Angélica Dass has been around cameras since birth. (Her father, an amateur photographer, captured a series of shots of her delivery in an operating room in Rio de Janeiro.) From 2009 to 2011, she worked as a photographer for a variety of magazines, including Glamour, GQ, ¡Hola!, and Marie Claire. Bored of commercial work, she returned to school in 2011, earning a master’s in photography from EFTI in Madrid. For her capstone project, an ongoing photo series titled Humanae, she juxtaposed portraits of individual subjects with a backdrop of the Pantone color matching their skin tone. So far, she has photographed 2,500 people in 11 cities spanning five continents.
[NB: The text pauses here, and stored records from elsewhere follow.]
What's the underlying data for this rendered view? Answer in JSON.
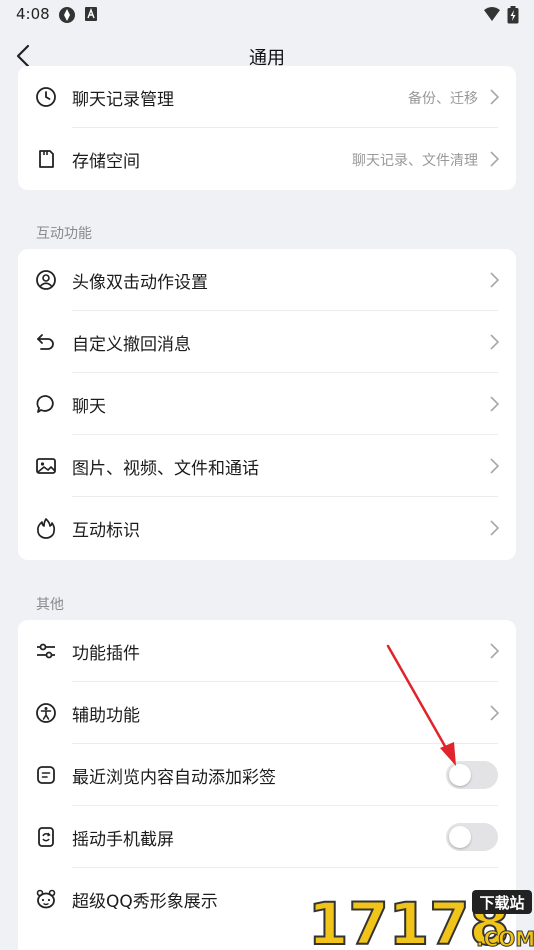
{
  "status": {
    "time": "4:08"
  },
  "nav": {
    "title": "通用"
  },
  "card1": {
    "items": [
      {
        "label": "聊天记录管理",
        "value": "备份、迁移"
      },
      {
        "label": "存储空间",
        "value": "聊天记录、文件清理"
      }
    ]
  },
  "section_interact": {
    "title": "互动功能",
    "items": [
      {
        "label": "头像双击动作设置"
      },
      {
        "label": "自定义撤回消息"
      },
      {
        "label": "聊天"
      },
      {
        "label": "图片、视频、文件和通话"
      },
      {
        "label": "互动标识"
      }
    ]
  },
  "section_other": {
    "title": "其他",
    "items": [
      {
        "label": "功能插件"
      },
      {
        "label": "辅助功能"
      },
      {
        "label": "最近浏览内容自动添加彩签",
        "toggle": false
      },
      {
        "label": "摇动手机截屏",
        "toggle": false
      },
      {
        "label": "超级QQ秀形象展示"
      }
    ]
  },
  "watermark": {
    "text": "17178",
    "badge": "下载站",
    "domain": ".COM"
  },
  "colors": {
    "background": "#f0f1f5",
    "toggle_off": "#e3e3e6",
    "annotation_arrow": "#e0242b"
  }
}
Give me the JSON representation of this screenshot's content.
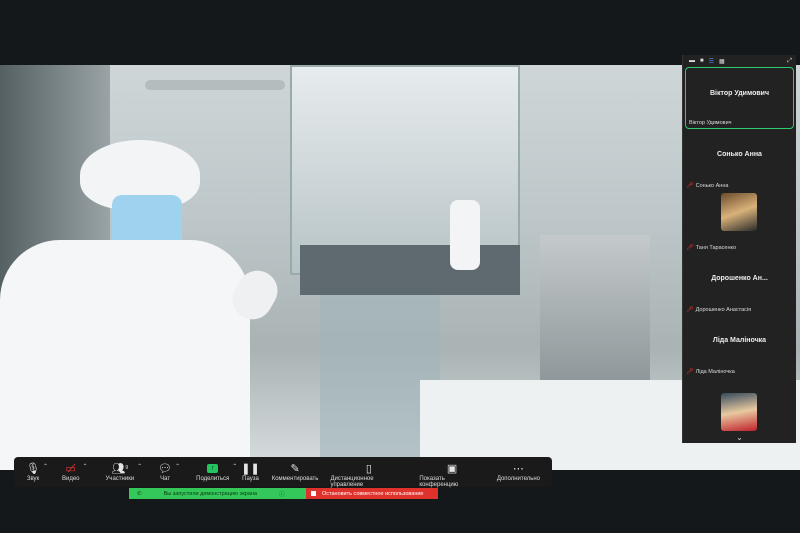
{
  "toolbar": {
    "items": [
      {
        "label": "Звук",
        "icon": "microphone-icon"
      },
      {
        "label": "Видео",
        "icon": "video-off-icon"
      },
      {
        "label": "Участники",
        "icon": "participants-icon",
        "count": "9"
      },
      {
        "label": "Чат",
        "icon": "chat-icon"
      },
      {
        "label": "Поделиться",
        "icon": "share-screen-icon"
      },
      {
        "label": "Пауза",
        "icon": "pause-icon"
      },
      {
        "label": "Комментировать",
        "icon": "annotate-icon"
      },
      {
        "label": "Дистанционное управление",
        "icon": "mouse-icon"
      },
      {
        "label": "Показать конференцию",
        "icon": "show-meeting-icon"
      },
      {
        "label": "Дополнительно",
        "icon": "more-icon"
      }
    ]
  },
  "banner": {
    "sharing_text": "Вы запустили демонстрацию экрана",
    "stop_label": "Остановить совместное использование"
  },
  "panel": {
    "tiles": [
      {
        "title": "Віктор Удимович",
        "name": "Віктор Удимович",
        "active": true
      },
      {
        "title": "Сонько Анна",
        "name": "Сонько Анна"
      },
      {
        "name": "Таня Тарасенко"
      },
      {
        "title": "Дорошенко  Ан...",
        "name": "Дорошенко Анастасія"
      },
      {
        "title": "Ліда Маліночка",
        "name": "Ліда Маліночка"
      }
    ]
  },
  "colors": {
    "share_green": "#34c759",
    "stop_red": "#e0322c",
    "active_border": "#2ecc71"
  }
}
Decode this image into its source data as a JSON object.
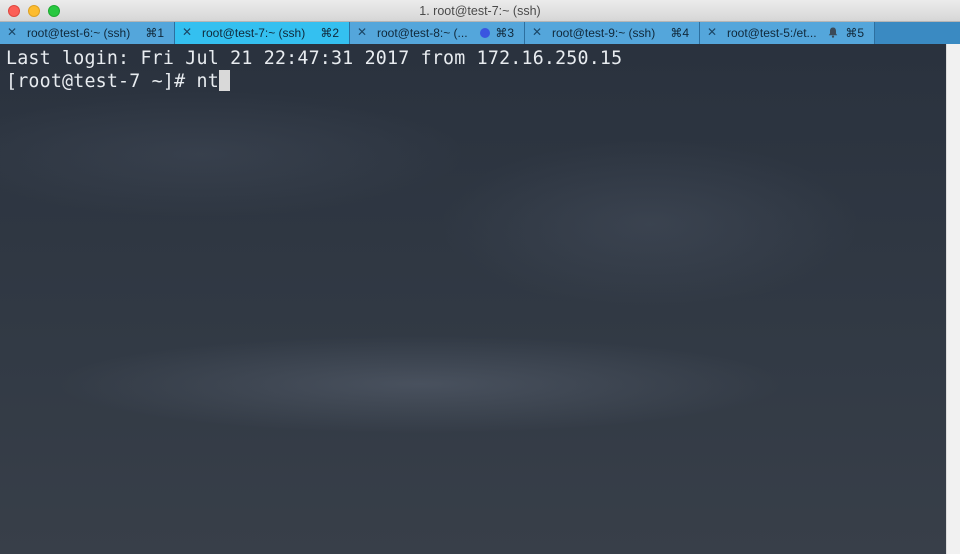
{
  "window": {
    "title": "1. root@test-7:~ (ssh)"
  },
  "tabs": [
    {
      "label": "root@test-6:~ (ssh)",
      "shortcut": "⌘1",
      "active": false
    },
    {
      "label": "root@test-7:~ (ssh)",
      "shortcut": "⌘2",
      "active": true
    },
    {
      "label": "root@test-8:~ (...",
      "shortcut": "⌘3",
      "active": false,
      "indicator": "activity-dot"
    },
    {
      "label": "root@test-9:~ (ssh)",
      "shortcut": "⌘4",
      "active": false
    },
    {
      "label": "root@test-5:/et...",
      "shortcut": "⌘5",
      "active": false,
      "indicator": "bell-icon"
    }
  ],
  "terminal": {
    "lines": [
      "Last login: Fri Jul 21 22:47:31 2017 from 172.16.250.15",
      "[root@test-7 ~]# nt"
    ]
  },
  "colors": {
    "tab_active": "#34c0f0",
    "tab_inactive": "#54a6db",
    "terminal_text": "#e8ecf0",
    "activity_dot": "#3a55e0"
  }
}
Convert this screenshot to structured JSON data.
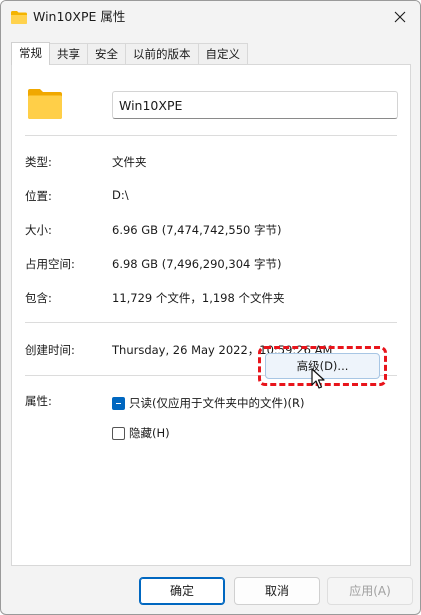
{
  "window": {
    "title": "Win10XPE 属性",
    "close_icon": "close-icon"
  },
  "tabs": [
    {
      "label": "常规",
      "active": true
    },
    {
      "label": "共享",
      "active": false
    },
    {
      "label": "安全",
      "active": false
    },
    {
      "label": "以前的版本",
      "active": false
    },
    {
      "label": "自定义",
      "active": false
    }
  ],
  "general": {
    "folder_icon": "folder-icon",
    "name_value": "Win10XPE",
    "rows": [
      {
        "label": "类型:",
        "value": "文件夹"
      },
      {
        "label": "位置:",
        "value": "D:\\"
      },
      {
        "label": "大小:",
        "value": "6.96 GB (7,474,742,550 字节)"
      },
      {
        "label": "占用空间:",
        "value": "6.98 GB (7,496,290,304 字节)"
      },
      {
        "label": "包含:",
        "value": "11,729 个文件，1,198 个文件夹"
      }
    ],
    "created_label": "创建时间:",
    "created_value": "Thursday, 26 May 2022，10:59:26 AM",
    "attributes_label": "属性:",
    "readonly_label": "只读(仅应用于文件夹中的文件)(R)",
    "readonly_state": "indeterminate",
    "hidden_label": "隐藏(H)",
    "hidden_state": "unchecked",
    "advanced_label": "高级(D)..."
  },
  "footer": {
    "ok_label": "确定",
    "cancel_label": "取消",
    "apply_label": "应用(A)"
  },
  "colors": {
    "accent": "#0067c0",
    "highlight": "#e8141b",
    "folder": "#f8c13a"
  }
}
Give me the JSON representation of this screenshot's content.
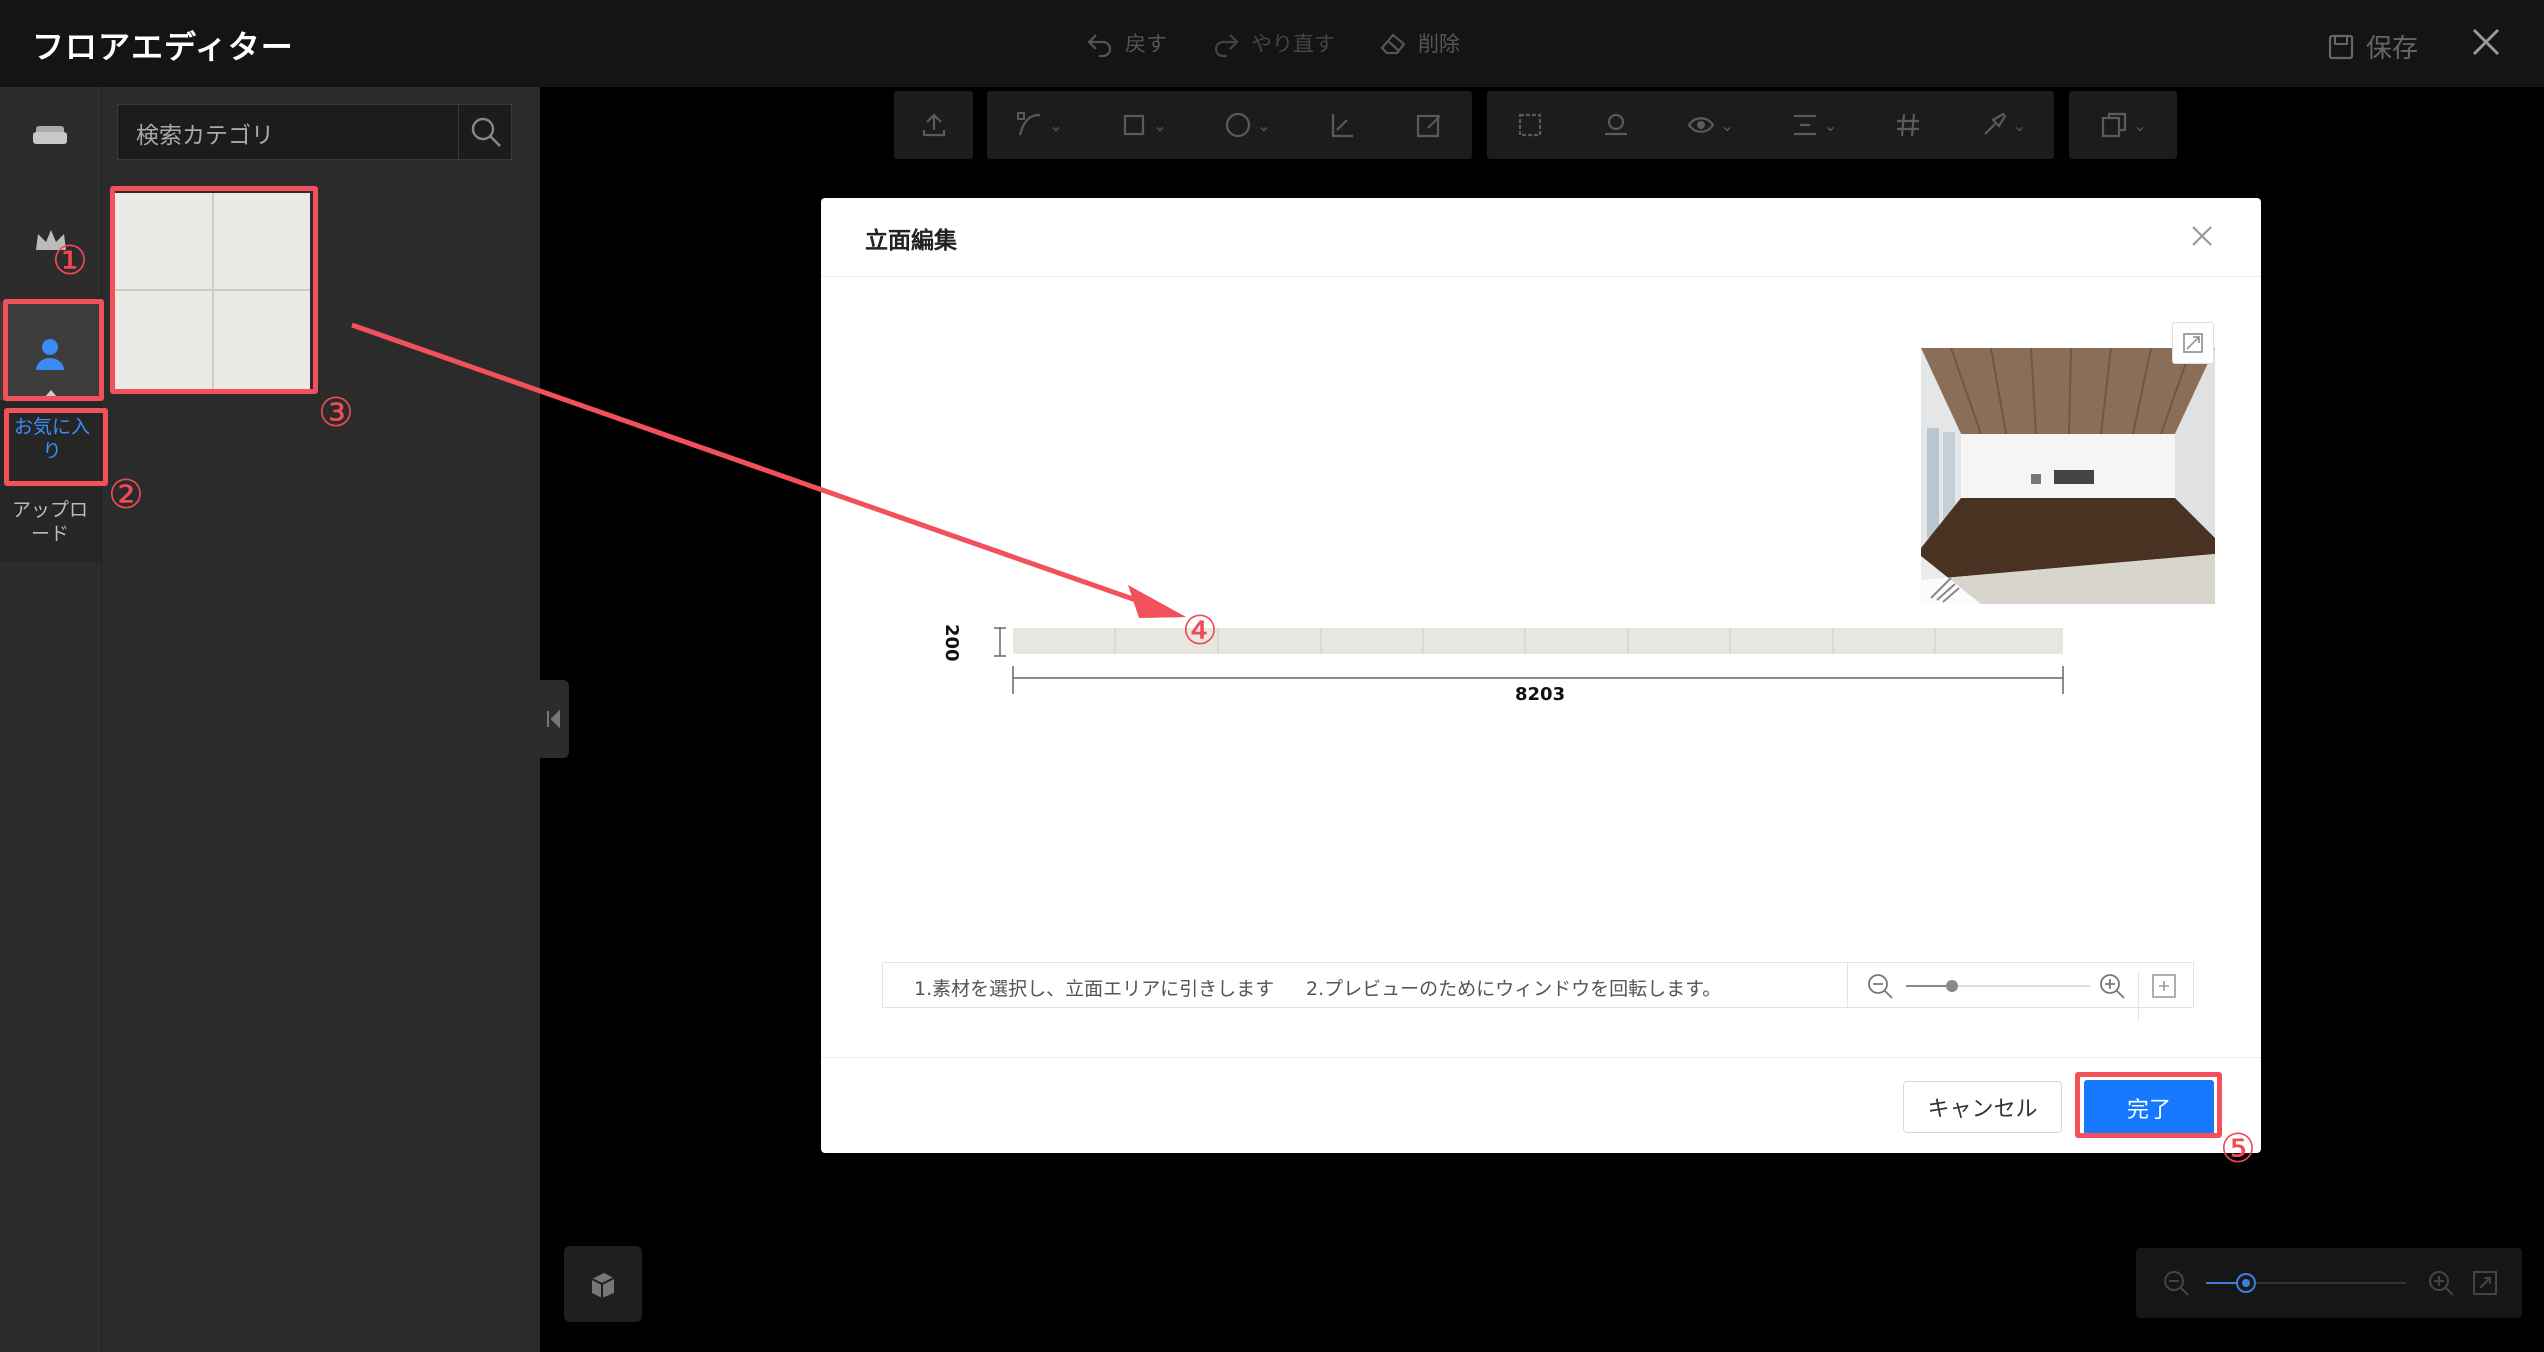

The project was adapted for the cover image of the March/April issue of Foreign Affairs. Dass spoke to Foreign Affairs assistant editor Nikita Lalwani in February.
You've described Humanae as a project born of your own experience. What inspired the work?
My inspiration is my family. My father is a black man adopted by a white family. My mother has an adopted white sister. I'm married to a Spanish man with Belgian heritage, and people always ask me what color my kids will be when I have kids.
I started taking portraits of my family to break away from the colors we learn to associate with people: red, yellow, black, white. These are not our true colors. There is no black, no yellow, no white in my work. These colors make us see each other as different, even though we are equal.
What should we, as viewers, take away from the portraits? Do you have a specific goal in mind for the project?
I want viewers to reflect on equality, and not just the equality of color. Sometimes mothers write to me saying, "I showed your work to my kids, and I'm impressed to hear their thoughts about color, gender, age.” That’s what I want. Through my portraits, I want people to think about humanity.